A la fin de l'année 2006, Y.________ a fait notifier à X.________ des commandements de payer pour les trois factures qu'elle avait adressées à A.________ entre 2005 et 2006. X.________ y a fait opposition. Au nom de cette société, E.________ a relevé, dans deux courriers successifs, n'avoir aucun rapport avec A.________ qui avait organisé seule les élections de Miss Suisse Romande 2005 et 2006.
Concernant la poursuite portant sur un montant de 11'975 fr. 88, Y.________, par un courrier de son avocat du 12 janvier 2007, a offert de retirer celle-ci si X.________ payait une prétention réduite à 9'000 fr. d'ici le 25 janvier 2007. X.________ n'a pas versé ce montant dans le délai imparti, mais a fait transférer, le 10 mai 2007, la somme de 9'000 fr. sur le compte postal de Y.________ avec la communication « X.________ 2005-2006 ». D.________ a accusé réception des fonds, le 31 mai 2007, en relevant que seul un montant de 9'000 fr. a été versé sur un total estimé à 20'000 fr.

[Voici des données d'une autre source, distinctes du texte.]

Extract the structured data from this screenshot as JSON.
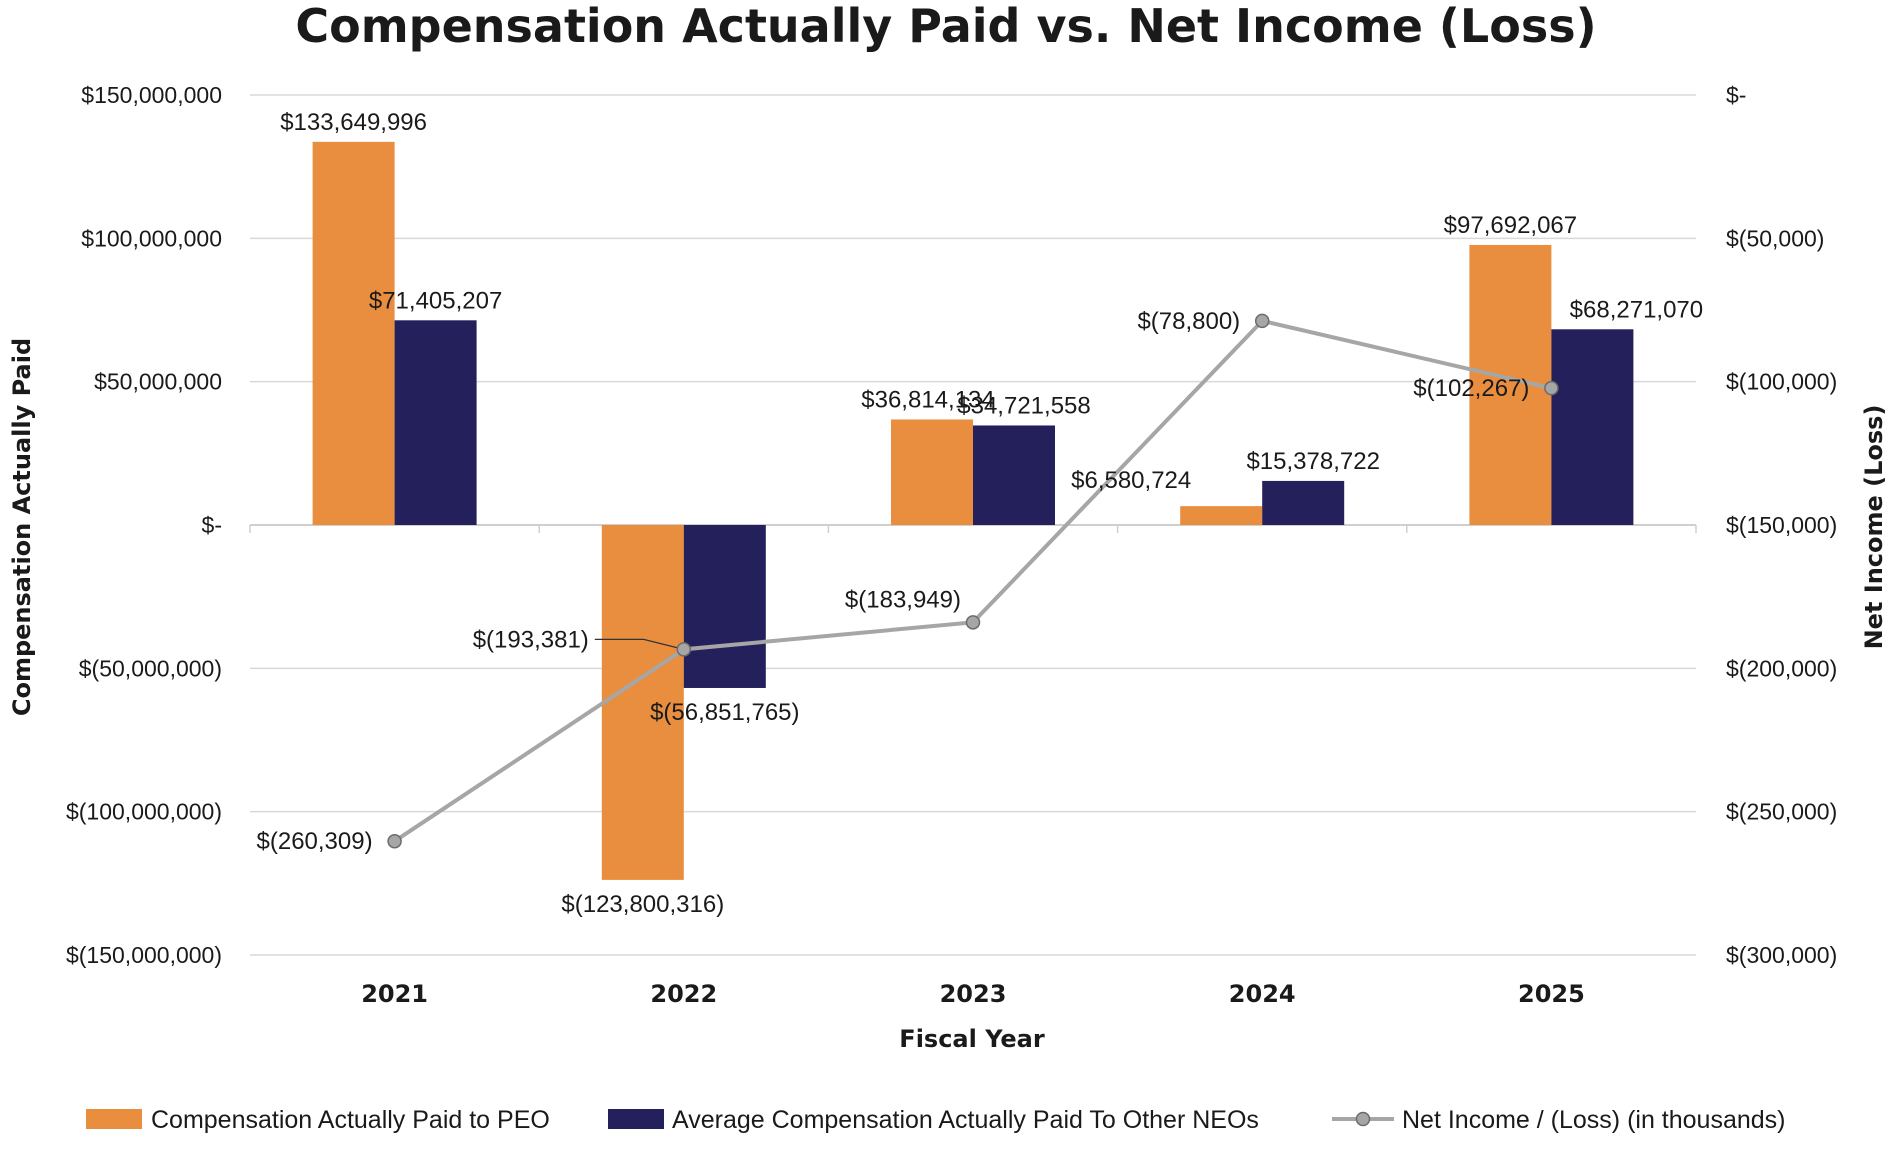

La faillite de A.________ a été prononcée le 12 juin 2007 et clôturée le 2 avril 2008. Y.________ n'a pas produit dans la faillite.
B.
B.a Le 3 avril 2007, Y.________ a introduit une action en paiement, devant le Tribunal de première instance du canton de Genève, contre A.________ et X.________, pris solidairement entre elles, concluant que les défenderesses soient condamnées à lui payer le montant des trois factures et requérant la mainlevée des oppositions aux deux commandements de payer notifiés à A.________ et à deux des commandements de payer notifiés à X.________.

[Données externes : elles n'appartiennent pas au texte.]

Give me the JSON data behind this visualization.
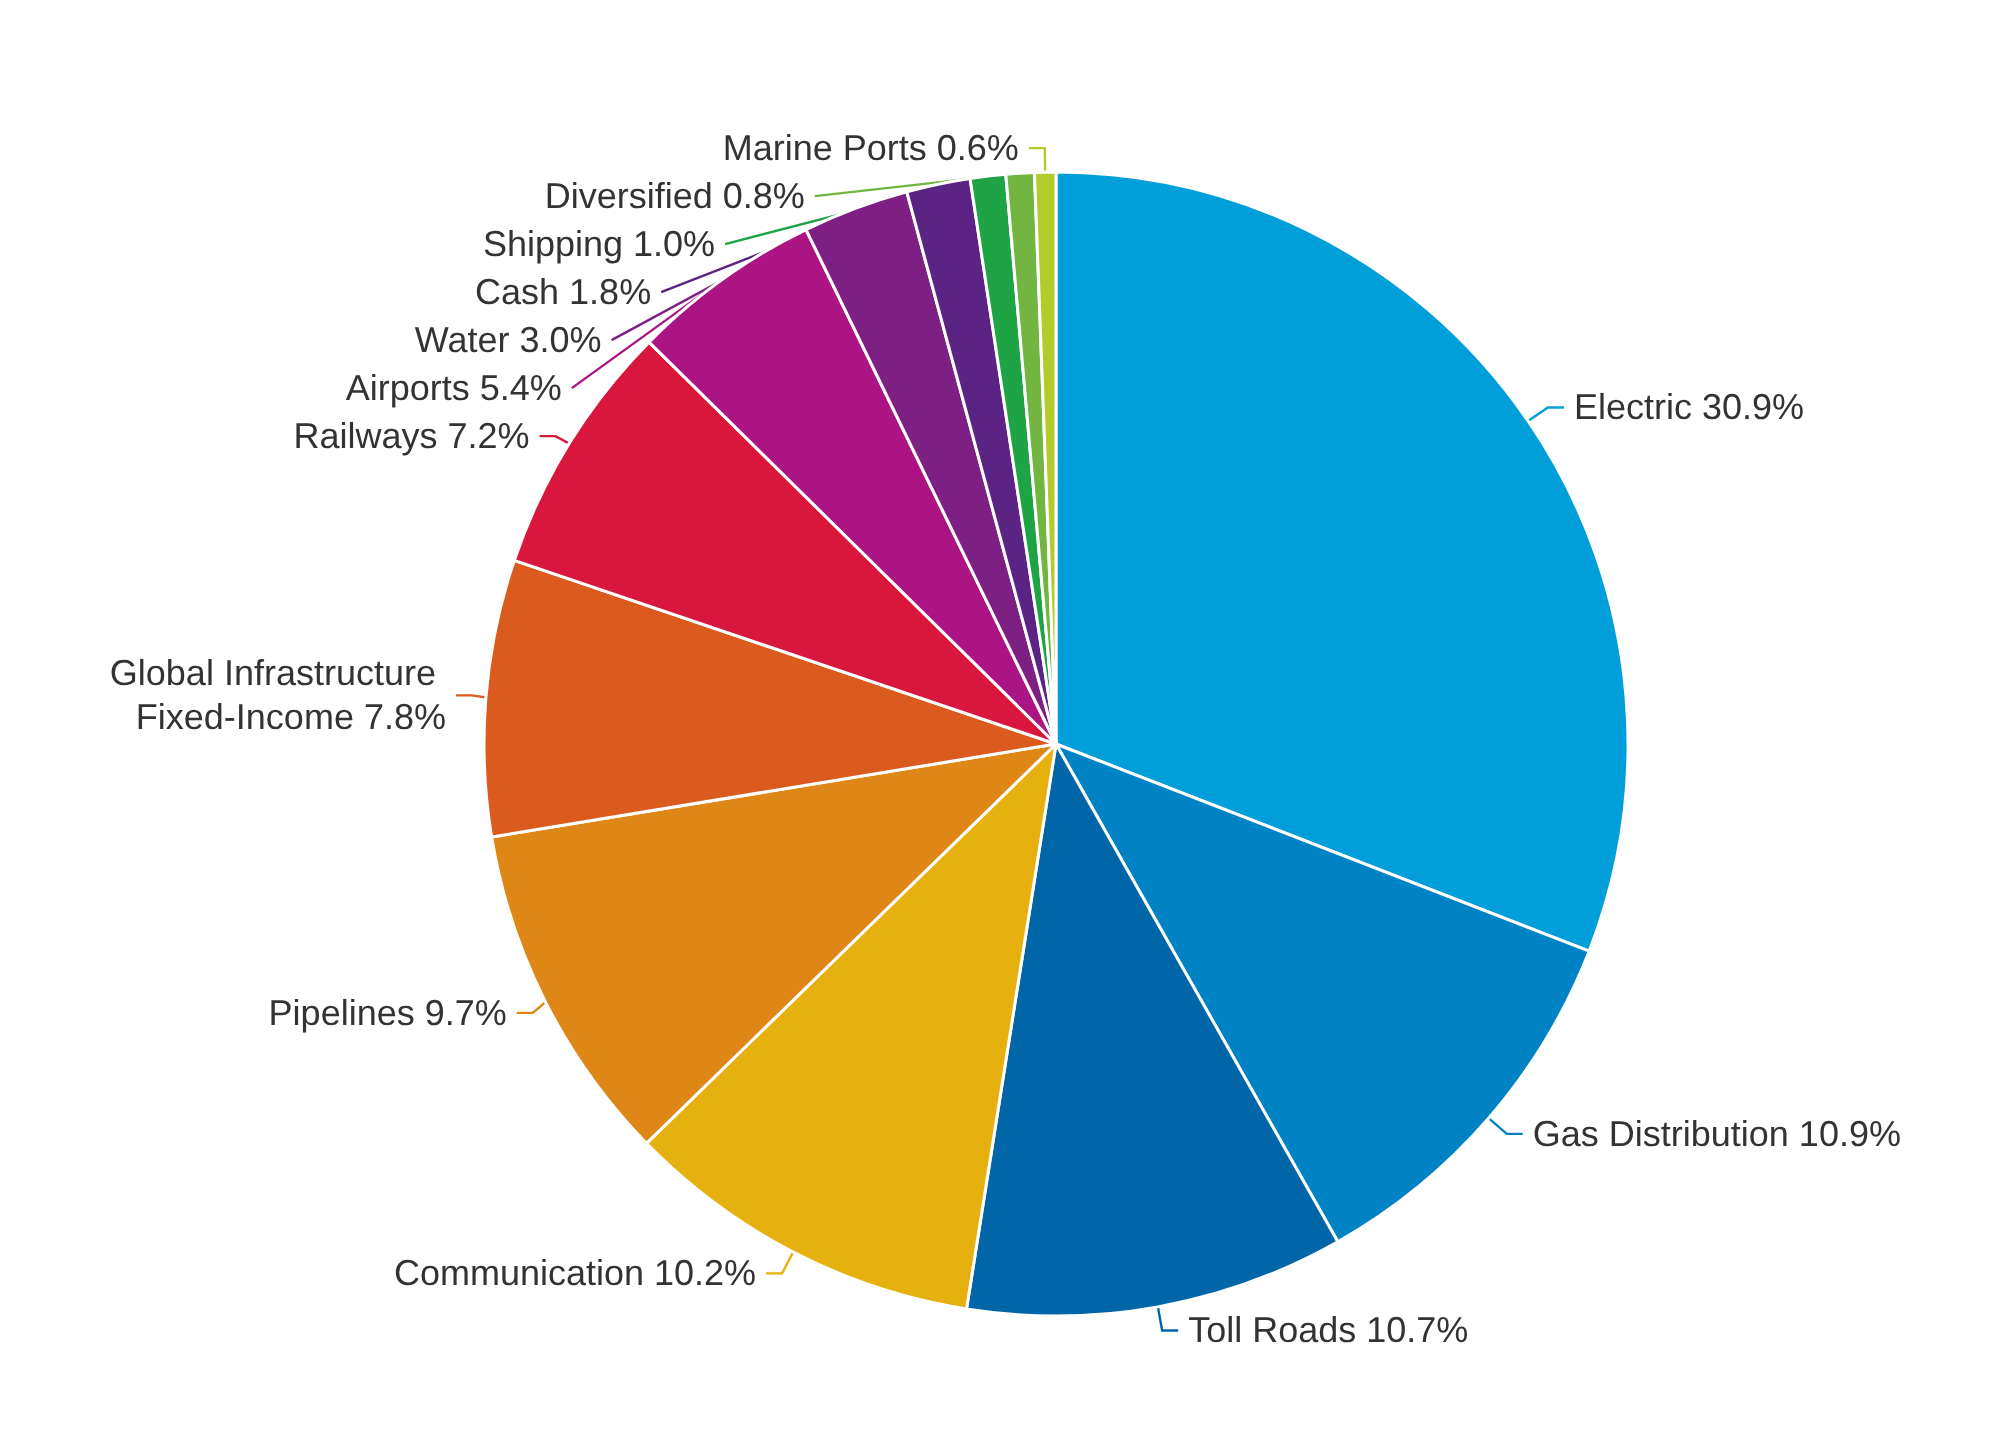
{
  "chart_data": {
    "type": "pie",
    "categories": [
      "Electric",
      "Gas Distribution",
      "Toll Roads",
      "Communication",
      "Pipelines",
      "Global Infrastructure Fixed-Income",
      "Railways",
      "Airports",
      "Water",
      "Cash",
      "Shipping",
      "Diversified",
      "Marine Ports"
    ],
    "values": [
      30.9,
      10.9,
      10.7,
      10.2,
      9.7,
      7.8,
      7.2,
      5.4,
      3.0,
      1.8,
      1.0,
      0.8,
      0.6
    ],
    "value_labels": [
      "30.9%",
      "10.9%",
      "10.7%",
      "10.2%",
      "9.7%",
      "7.8%",
      "7.2%",
      "5.4%",
      "3.0%",
      "1.8%",
      "1.0%",
      "0.8%",
      "0.6%"
    ],
    "colors": [
      "#009fda",
      "#0083c4",
      "#0066a8",
      "#e6b00e",
      "#de8716",
      "#db5a1d",
      "#d9173d",
      "#ad1483",
      "#7e1f83",
      "#5b2383",
      "#1ea345",
      "#72b641",
      "#b3cc2b"
    ],
    "legend": false
  }
}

X.________ s'est opposée à la demande. Elle a expliqué que, dans le courant du mois d'avril 2007, B.________ avait proposé à Y.________ de collaborer avec la nouvelle société X.________. Dans le cadre de pourparlers auxquels ont assistés plusieurs témoins, B.________ et D.________ étaient parvenus, selon la première, à un accord amiable: D.________ acceptait le règlement des factures litigieuses moyennant le versement d'un montant total de 9'000 fr. pour solde de tout compte et s'engageait à retirer les poursuites dirigées contre X.________; B.________ s'engageait en contrepartie à faire tout ce qui était en son pouvoir pour que X.________ confie régulièrement des travaux à Y.________ pour la couverture audiovisuelle des événements qu'elle organisait.
Entendus le 10 octobre 2008, les avocats des parties ont renoncé à toute mesure probatoire.

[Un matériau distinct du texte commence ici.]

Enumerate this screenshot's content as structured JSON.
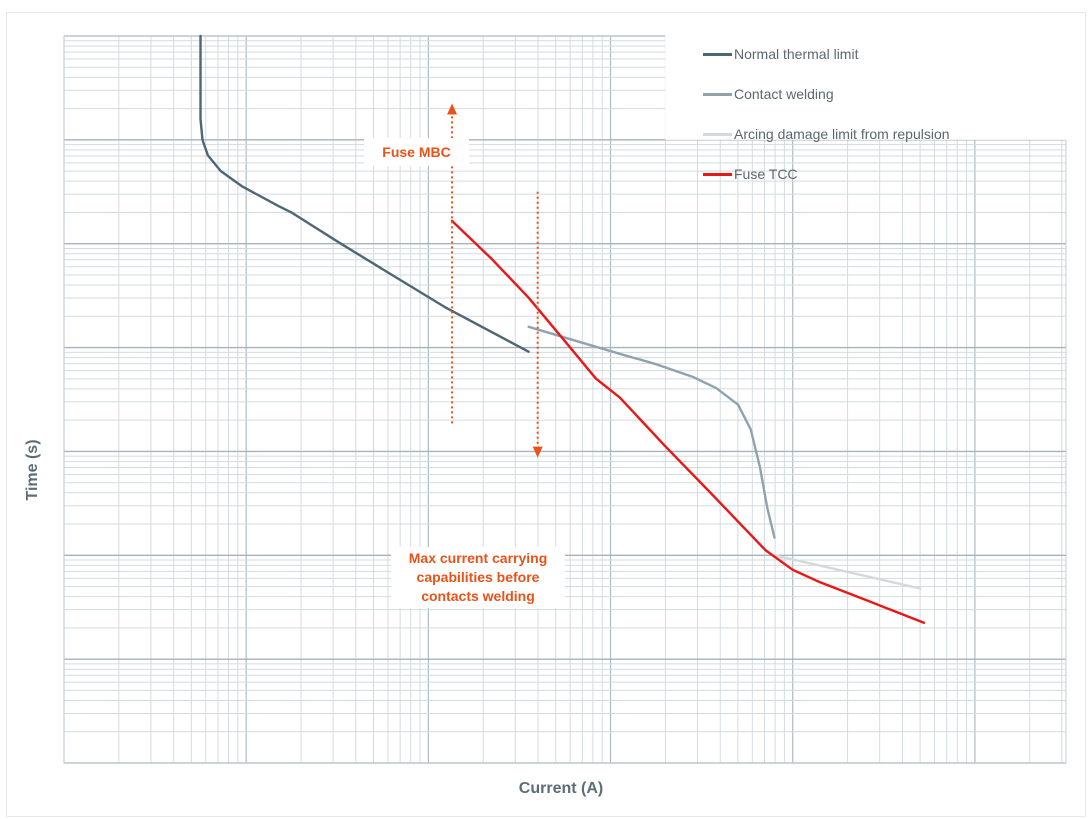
{
  "chart_data": {
    "type": "line",
    "title": "",
    "xlabel": "Current (A)",
    "ylabel": "Time (s)",
    "x_scale": "log",
    "y_scale": "log",
    "x_decades": 5.5,
    "y_decades": 7,
    "grid": true,
    "tick_labels": "none",
    "legend_position": "top-right",
    "series": [
      {
        "name": "Normal thermal limit",
        "color": "#4f6675",
        "points": [
          [
            0.749,
            7.0
          ],
          [
            0.749,
            6.2
          ],
          [
            0.76,
            6.0
          ],
          [
            0.79,
            5.85
          ],
          [
            0.86,
            5.7
          ],
          [
            0.98,
            5.55
          ],
          [
            1.18,
            5.36
          ],
          [
            1.25,
            5.3
          ],
          [
            1.52,
            5.0
          ],
          [
            1.8,
            4.7
          ],
          [
            2.1,
            4.38
          ],
          [
            2.55,
            3.96
          ]
        ]
      },
      {
        "name": "Contact welding",
        "color": "#8fa3ae",
        "points": [
          [
            2.55,
            4.2
          ],
          [
            2.8,
            4.07
          ],
          [
            3.05,
            3.94
          ],
          [
            3.25,
            3.84
          ],
          [
            3.45,
            3.72
          ],
          [
            3.58,
            3.61
          ],
          [
            3.7,
            3.45
          ],
          [
            3.77,
            3.21
          ],
          [
            3.82,
            2.85
          ],
          [
            3.86,
            2.46
          ],
          [
            3.9,
            2.17
          ]
        ]
      },
      {
        "name": "Arcing damage limit from repulsion",
        "color": "#d4dadc",
        "points": [
          [
            3.9,
            2.0
          ],
          [
            4.25,
            1.86
          ],
          [
            4.55,
            1.74
          ],
          [
            4.7,
            1.68
          ]
        ]
      },
      {
        "name": "Fuse TCC",
        "color": "#e81818",
        "points": [
          [
            2.13,
            5.22
          ],
          [
            2.35,
            4.85
          ],
          [
            2.55,
            4.48
          ],
          [
            2.75,
            4.06
          ],
          [
            2.92,
            3.7
          ],
          [
            3.05,
            3.52
          ],
          [
            3.3,
            3.05
          ],
          [
            3.55,
            2.6
          ],
          [
            3.85,
            2.05
          ],
          [
            4.0,
            1.86
          ],
          [
            4.15,
            1.74
          ],
          [
            4.4,
            1.57
          ],
          [
            4.72,
            1.35
          ]
        ]
      }
    ],
    "annotations": [
      {
        "text": "Fuse MBC",
        "color": "#e8531a"
      },
      {
        "text": "Max current carrying capabilities before contacts welding",
        "lines": [
          "Max current carrying",
          "capabilities before",
          "contacts welding"
        ],
        "color": "#e8531a"
      }
    ],
    "markers": [
      {
        "name": "fuse-mbc-arrow",
        "x": 2.13,
        "y_from": 3.27,
        "y_to": 6.35,
        "direction": "up",
        "color": "#e8531a"
      },
      {
        "name": "welding-arrow",
        "x": 2.6,
        "y_from": 5.5,
        "y_to": 2.94,
        "direction": "down",
        "color": "#e8531a"
      }
    ]
  }
}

Par jugement du 6 novembre 2008, le Tribunal de première instance a débouté Y.________ de ses conclusions et l'a condamnée aux dépens. Il a retenu que le mandant des travaux effectués entre 2005 et 2006 était A.________ et que Y.________ ne pouvait donc réclamer le paiement des factures à X.________. Il a considéré qu'il n'y avait pas à prononcer la levée du voile corporatif, puisque X.________, contrairement à A.________, était financée et dominée par E.________ et que C.________ avait perdu tout contrôle et toute influence dans la société X.________. Enfin, l'autorité de première instance a retenu qu'il n'était pas établi que X.________ s'était engagée vis-à-vis de Y.________ à reprendre les obligations de A.________.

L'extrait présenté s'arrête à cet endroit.